With the large scale integration of Learning Management Systems into our schools, this skill is being super-seeded by looking at an electronic calendar that your teacher has populated for you with due dates. There is no processing or negotiation involved, the dates are just there ...

Online tasks are automatically given due dates and often the system doesn't allow for students to break down these tasks over a series of dates to suit their learning needs. Most electronic calendars do not allow for notes or reflections to be inserted. Perhaps the simple physical act of recording homework offline in a handwritten diary might have more benefits than meets the eye.

So is there a correlation between executive function skill and the motivation to read?

We have been recording our Drop everything and read data for 7 weeks now. We can see that the kids who under-achieve in many subjects are not good at reading regularly and those that are good at reading regularly achieve higher marks in their classroom tasks. Perhaps we didn't need 7 weeks of data to tell us this ...

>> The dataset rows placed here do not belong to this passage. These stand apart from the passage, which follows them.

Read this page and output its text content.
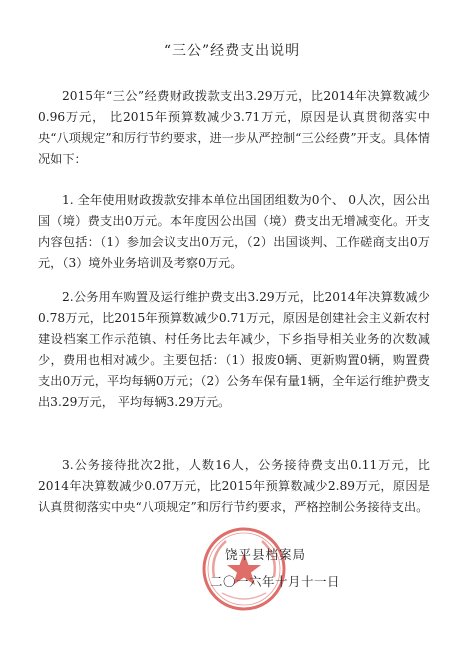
“三公”经费支出说明

2015年“三公”经费财政拨款支出3.29万元，比2014年决算数减少0.96万元， 比2015年预算数减少3.71万元，原因是认真贯彻落实中央“八项规定”和厉行节约要求，进一步从严控制“三公经费”开支。具体情况如下：

1. 全年使用财政拨款安排本单位出国团组数为0个、 0人次，因公出国（境）费支出0万元。本年度因公出国（境）费支出无增减变化。开支内容包括：（1）参加会议支出0万元，（2）出国谈判、工作磋商支出0万元，（3）境外业务培训及考察0万元。

2.公务用车购置及运行维护费支出3.29万元，比2014年决算数减少0.78万元，比2015年预算数减少0.71万元，原因是创建社会主义新农村建设档案工作示范镇、村任务比去年减少，下乡指导相关业务的次数减少，费用也相对减少。主要包括：（1）报废0辆、更新购置0辆，购置费支出0万元，平均每辆0万元；（2）公务车保有量1辆，全年运行维护费支出3.29万元， 平均每辆3.29万元。

3.公务接待批次2批，人数16人，公务接待费支出0.11万元，比2014年决算数减少0.07万元，比2015年预算数减少2.89万元，原因是认真贯彻落实中央“八项规定”和厉行节约要求，严格控制公务接待支出。

饶平县档案局
二〇一六年十月十一日
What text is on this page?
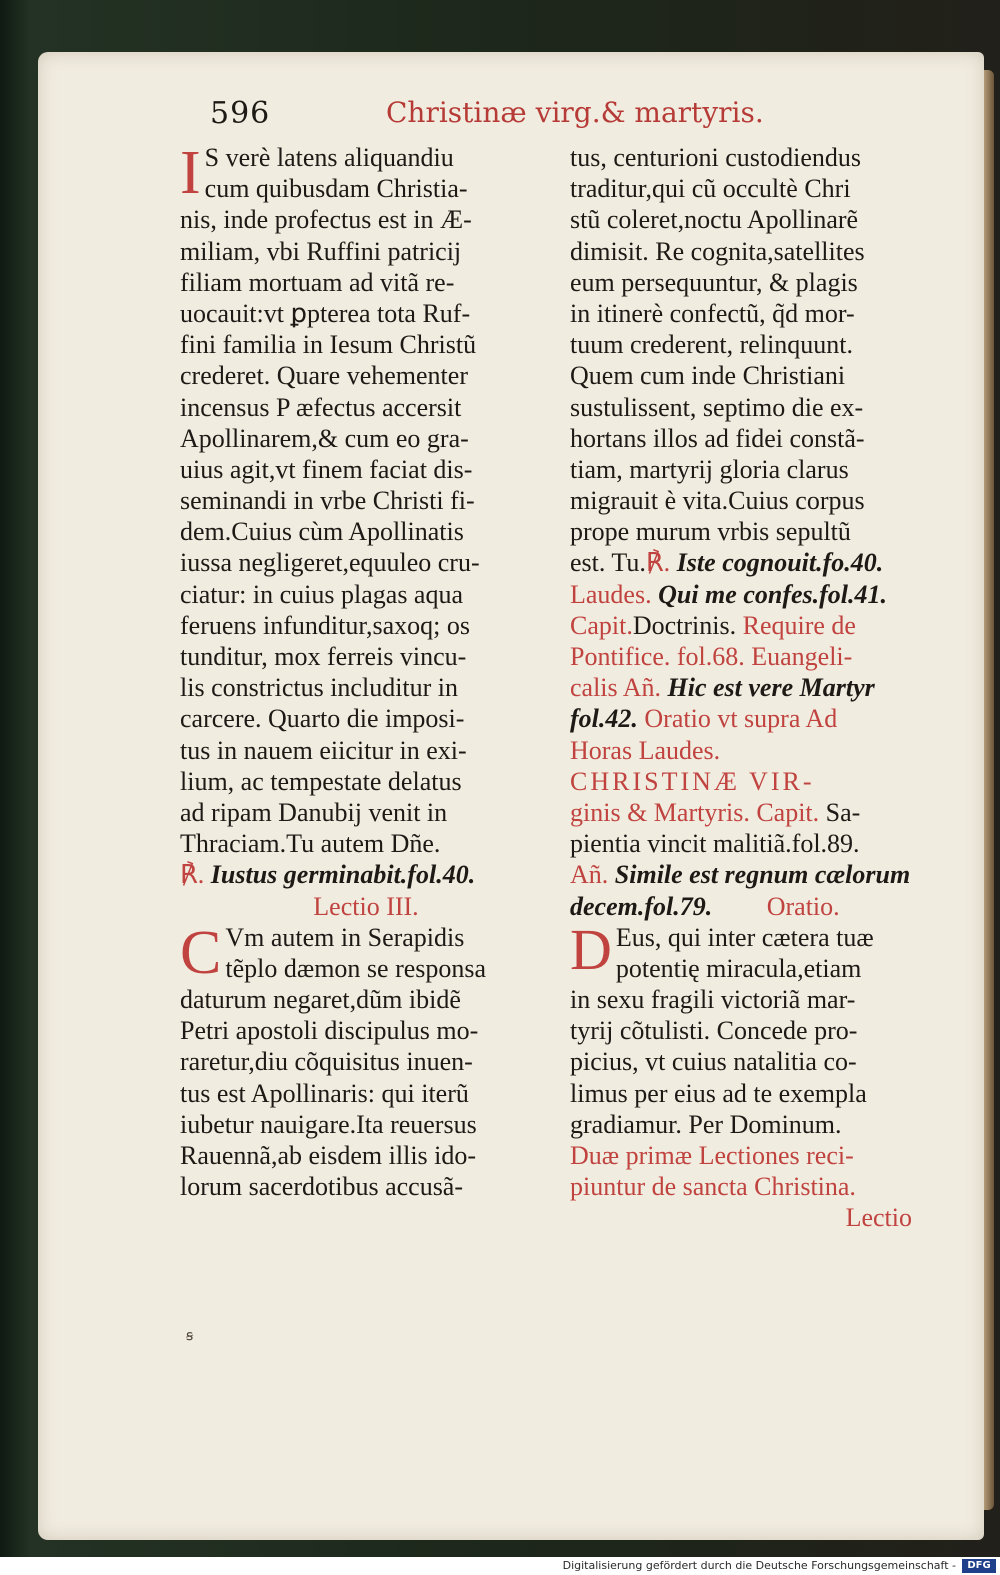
596	Christinæ virg.& martyris.
I S verè latens aliquandiu
cum quibusdam Christia-
nis, inde profectus est in Æ-
miliam, vbi Ruffini patricij
filiam mortuam ad vitã re-
uocauit:vt ꝑpterea tota Ruf-
fini familia in Iesum Christũ
crederet. Quare vehementer
incensus P æfectus accersit
Apollinarem,& cum eo gra-
uius agit,vt finem faciat dis-
seminandi in vrbe Christi fi-
dem.Cuius cùm Apollinatis
iussa negligeret,equuleo cru-
ciatur: in cuius plagas aqua
feruens infunditur,saxoq; os
tunditur, mox ferreis vincu-
lis constrictus includitur in
carcere. Quarto die imposi-
tus in nauem eiicitur in exi-
lium, ac tempestate delatus
ad ripam Danubij venit in
Thraciam.Tu autem Dñe.
℟. Iustus germinabit.fol.40.
Lectio III.
C Vm autem in Serapidis
tẽplo dæmon se responsa
daturum negaret,dũm ibidẽ
Petri apostoli discipulus mo-
raretur,diu cõquisitus inuen-
tus est Apollinaris: qui iterũ
iubetur nauigare.Ita reuersus
Rauennã,ab eisdem illis ido-
lorum sacerdotibus accusã-
tus, centurioni custodiendus
traditur,qui cũ occultè Chri
stũ coleret,noctu Apollinarẽ
dimisit. Re cognita,satellites
eum persequuntur, & plagis
in itinerè confectũ, q̃d mor-
tuum crederent, relinquunt.
Quem cum inde Christiani
sustulissent, septimo die ex-
hortans illos ad fidei constã-
tiam, martyrij gloria clarus
migrauit è vita.Cuius corpus
prope murum vrbis sepultũ
est. Tu.℟. Iste cognouit.fo.40.
Laudes. Qui me confes.fol.41.
Capit.Doctrinis. Require de
Pontifice. fol.68. Euangeli-
calis Añ. Hic est vere Martyr
fol.42. Oratio vt supra Ad
Horas Laudes.
CHRISTINÆ VIR-
ginis & Martyris. Capit. Sa-
pientia vincit malitiã.fol.89.
Añ. Simile est regnum cælorum
decem.fol.79. Oratio.
D Eus, qui inter cætera tuæ
potentię miracula,etiam
in sexu fragili victoriã mar-
tyrij cõtulisti. Concede pro-
picius, vt cuius natalitia co-
limus per eius ad te exempla
gradiamur. Per Dominum.
Duæ primæ Lectiones reci-
piuntur de sancta Christina.
Lectio
ꞩ
Digitalisierung gefördert durch die Deutsche Forschungsgemeinschaft -	DFG
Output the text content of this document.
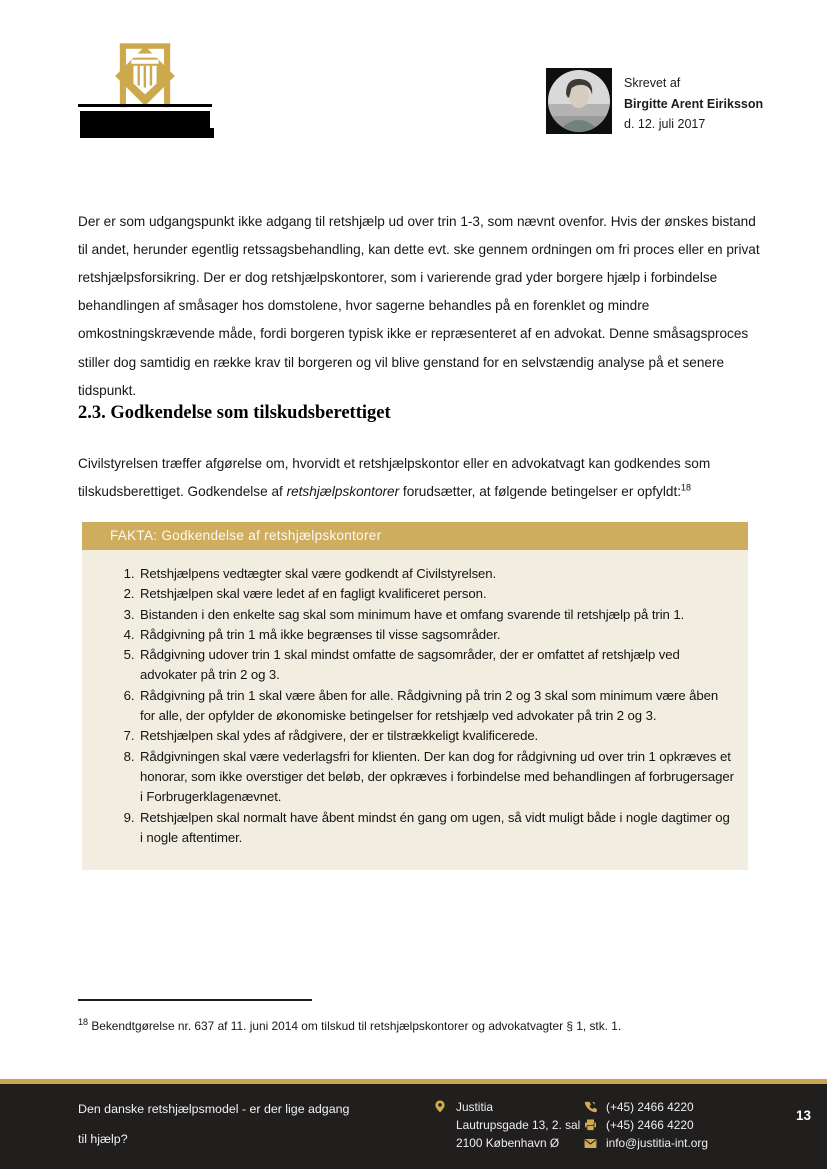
Skrevet af
Birgitte Arent Eiriksson
d. 12. juli 2017

Der er som udgangspunkt ikke adgang til retshjælp ud over trin 1-3, som nævnt ovenfor. Hvis der ønskes bistand til andet, herunder egentlig retssagsbehandling, kan dette evt. ske gennem ordningen om fri proces eller en privat retshjælpsforsikring. Der er dog retshjælpskontorer, som i varierende grad yder borgere hjælp i forbindelse behandlingen af småsager hos domstolene, hvor sagerne behandles på en forenklet og mindre omkostningskrævende måde, fordi borgeren typisk ikke er repræsenteret af en advokat. Denne småsagsproces stiller dog samtidig en række krav til borgeren og vil blive genstand for en selvstændig analyse på et senere tidspunkt.

2.3. Godkendelse som tilskudsberettiget

Civilstyrelsen træffer afgørelse om, hvorvidt et retshjælpskontor eller en advokatvagt kan godkendes som tilskudsberettiget. Godkendelse af retshjælpskontorer forudsætter, at følgende betingelser er opfyldt:$^{18}$

FAKTA: Godkendelse af retshjælpskontorer
1. Retshjælpens vedtægter skal være godkendt af Civilstyrelsen.
2. Retshjælpen skal være ledet af en fagligt kvalificeret person.
3. Bistanden i den enkelte sag skal som minimum have et omfang svarende til retshjælp på trin 1.
4. Rådgivning på trin 1 må ikke begrænses til visse sagsområder.
5. Rådgivning udover trin 1 skal mindst omfatte de sagsområder, der er omfattet af retshjælp ved advokater på trin 2 og 3.
6. Rådgivning på trin 1 skal være åben for alle. Rådgivning på trin 2 og 3 skal som minimum være åben for alle, der opfylder de økonomiske betingelser for retshjælp ved advokater på trin 2 og 3.
7. Retshjælpen skal ydes af rådgivere, der er tilstrækkeligt kvalificerede.
8. Rådgivningen skal være vederlagsfri for klienten. Der kan dog for rådgivning ud over trin 1 opkræves et honorar, som ikke overstiger det beløb, der opkræves i forbindelse med behandlingen af forbrugersager i Forbrugerklagenævnet.
9. Retshjælpen skal normalt have åbent mindst én gang om ugen, så vidt muligt både i nogle dagtimer og i nogle aftentimer.

$^{18}$ Bekendtgørelse nr. 637 af 11. juni 2014 om tilskud til retshjælpskontorer og advokatvagter § 1, stk. 1.

Den danske retshjælpsmodel - er der lige adgang
til hjælp?
Justitia
Lautrupsgade 13, 2. sal
2100 København Ø
(+45) 2466 4220
(+45) 2466 4220
info@justitia-int.org
13
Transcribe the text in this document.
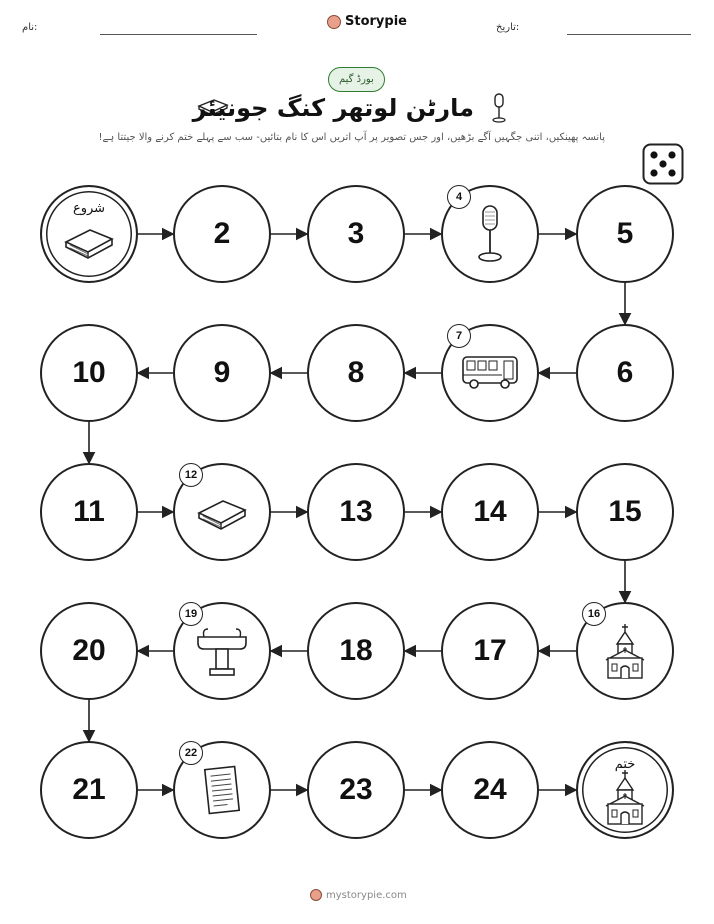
نام:	Storypie	تاریخ:
بورڈ گیم
مارٹن لوتھر کنگ جونیئر
پانسہ پھینکیں، اتنی جگہیں آگے بڑھیں، اور جس تصویر پر آپ اتریں اس کا نام بتائیں- سب سے پہلے ختم کرنے والا جیتتا ہے!
شروع
2	3
4
5
6
7
8
9
10
11
12
13	14	15
16
17
18
19
20
21
22
23	24
ختم
mystorypie.com
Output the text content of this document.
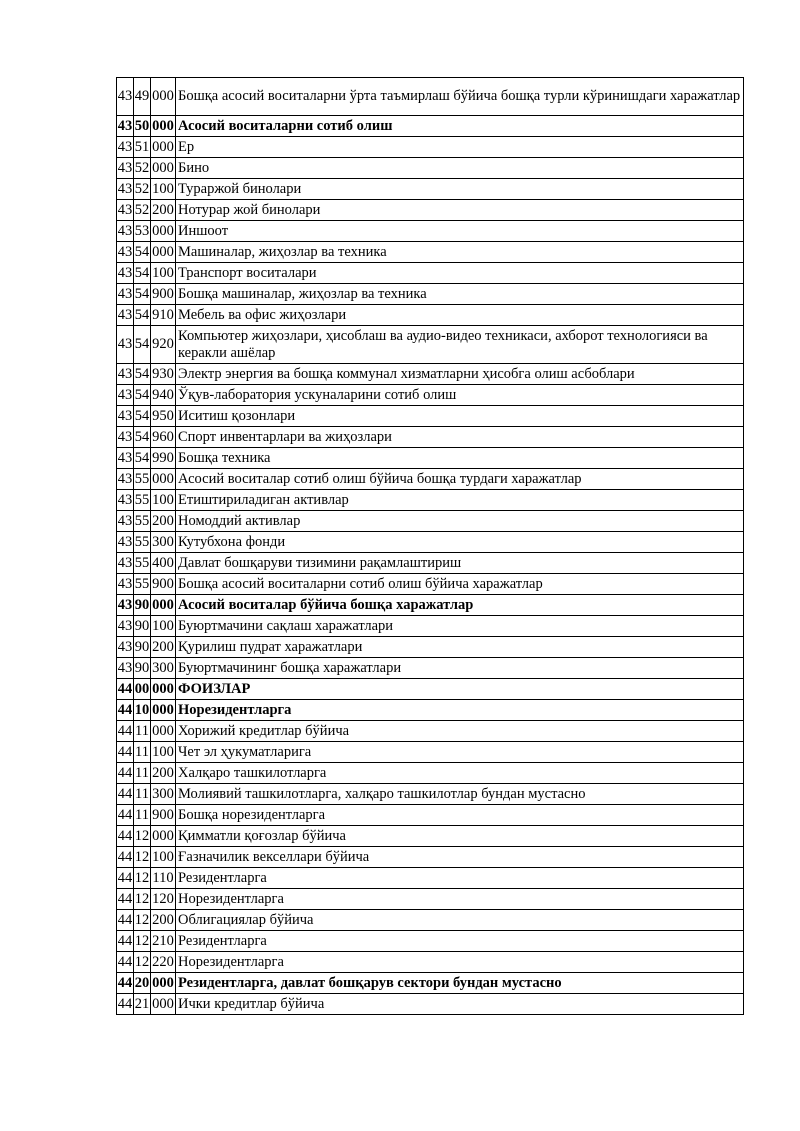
43	49	000	Бошқа асосий воситаларни ўрта таъмирлаш бўйича бошқа турли кўринишдаги харажатлар
43	50	000	Асосий воситаларни сотиб олиш
43	51	000	Ер
43	52	000	Бино
43	52	100	Тураржой бинолари
43	52	200	Нотурар жой бинолари
43	53	000	Иншоот
43	54	000	Машиналар, жиҳозлар ва техника
43	54	100	Транспорт воситалари
43	54	900	Бошқа машиналар, жиҳозлар ва техника
43	54	910	Мебель ва офис жиҳозлари
43	54	920	Компьютер жиҳозлари, ҳисоблаш ва аудио-видео техникаси, ахборот технологияси ва керакли ашёлар
43	54	930	Электр энергия ва бошқа коммунал хизматларни ҳисобга олиш асбоблари
43	54	940	Ўқув-лаборатория ускуналарини сотиб олиш
43	54	950	Иситиш қозонлари
43	54	960	Спорт инвентарлари ва жиҳозлари
43	54	990	Бошқа техника
43	55	000	Асосий воситалар сотиб олиш бўйича бошқа турдаги харажатлар
43	55	100	Етиштириладиган активлар
43	55	200	Номоддий активлар
43	55	300	Кутубхона фонди
43	55	400	Давлат бошқаруви тизимини рақамлаштириш
43	55	900	Бошқа асосий воситаларни сотиб олиш бўйича харажатлар
43	90	000	Асосий воситалар бўйича бошқа харажатлар
43	90	100	Буюртмачини сақлаш харажатлари
43	90	200	Қурилиш пудрат харажатлари
43	90	300	Буюртмачининг бошқа харажатлари
44	00	000	ФОИЗЛАР
44	10	000	Норезидентларга
44	11	000	Хорижий кредитлар бўйича
44	11	100	Чет эл ҳукуматларига
44	11	200	Халқаро ташкилотларга
44	11	300	Молиявий ташкилотларга, халқаро ташкилотлар бундан мустасно
44	11	900	Бошқа норезидентларга
44	12	000	Қимматли қоғозлар бўйича
44	12	100	Ғазначилик векселлари бўйича
44	12	110	Резидентларга
44	12	120	Норезидентларга
44	12	200	Облигациялар бўйича
44	12	210	Резидентларга
44	12	220	Норезидентларга
44	20	000	Резидентларга, давлат бошқарув сектори бундан мустасно
44	21	000	Ички кредитлар бўйича
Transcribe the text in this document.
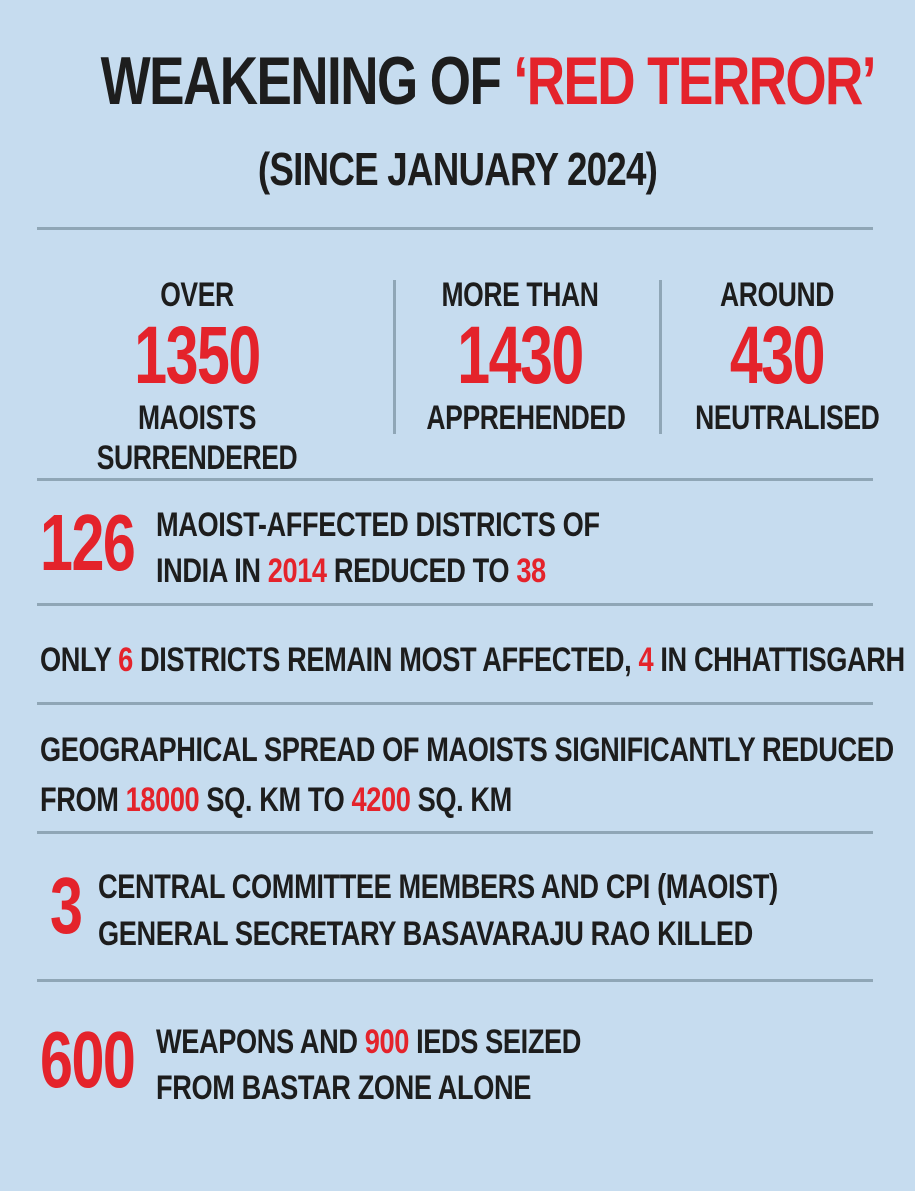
WEAKENING OF ‘RED TERROR’
(SINCE JANUARY 2024)
OVER
1350
MAOISTS SURRENDERED
MORE THAN
1430
APPREHENDED
AROUND
430
NEUTRALISED
126 MAOIST-AFFECTED DISTRICTS OF
INDIA IN 2014 REDUCED TO 38
ONLY 6 DISTRICTS REMAIN MOST AFFECTED, 4 IN CHHATTISGARH
GEOGRAPHICAL SPREAD OF MAOISTS SIGNIFICANTLY REDUCED
FROM 18000 SQ. KM TO 4200 SQ. KM
3 CENTRAL COMMITTEE MEMBERS AND CPI (MAOIST)
GENERAL SECRETARY BASAVARAJU RAO KILLED
600 WEAPONS AND 900 IEDS SEIZED
FROM BASTAR ZONE ALONE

But what about their executive function skills? Is there a link?

Does the simple act of learning how to plan, increase the likelihood of finding time to read recreationally?

Perhaps this is the next research project for me!

Thursday, July 18, 2019

Encouraging a regular reading habit

The data from our reading observations has shown that there is a large chunk of our Year 7 students that are not reading regularly.

Reflecting on the Wider Reading data, we can see that there is a group of girls who are just not reading outside the wider reading sessions every fortnight. Their reading is disjointed and often they pick up a different book each week. The only book that they have finished all semester is their class set text. We know that reading competency, vocabulary range and imagination will develop if students read novels regularly.

They have sports practice, they have homework, they have production rehearsals. The excuses are endless and sometimes quite creative. Students don't understand the benefits of reading regularly and they are not willing to make the changes or sacrifices to steal 10 minutes here or 10 minutes there for their reading.

So what are we doing about it?

We have put together a 'Drop everything and read' campaign. I purposefully called it a campaign because it has a start and an end date. We are doing this in Term 3 because we now know a fair bit about our Year 7 readers, we have 6 months of reading observations about them. Now it is time to change some habits.


So we have started off with bookmarks to launch the campaign and classroom posters encouraging them to find the 10 minutes a day to read. To steal it from the time before dinner or when waiting for a bus.

Students will use the bookmarks (hopefully) to record how many minutes they read per week and enter the data online so that we can tally up which class has read the most. Yes there is competition between the English classes, however, we are not targeting individual students even though we will have that data so that we can verify and encourage their efforts when we talk to them during the wider reading sessions in the Learning Commons.

The plan is to see how they go and encourage them along with some lolly packs and perhaps button badges if I have the time to make some.

After I presented to two of the classes this afternoon, there was a buzz and lots of questions:
  1. Do I have to read?
  2. Will there be chocolate?
  3. What if I forget to read?
  4. Can we each get chocolate?
  5. Can I listen to an audio book?
  6. Is there chocolate?
When exiting the classroom after presenting the ideas, a student who is a big fan of Tui Sutherland leant into me and said "I am going to knock it out of the park".


I am going to try and blog as much as I can about this project.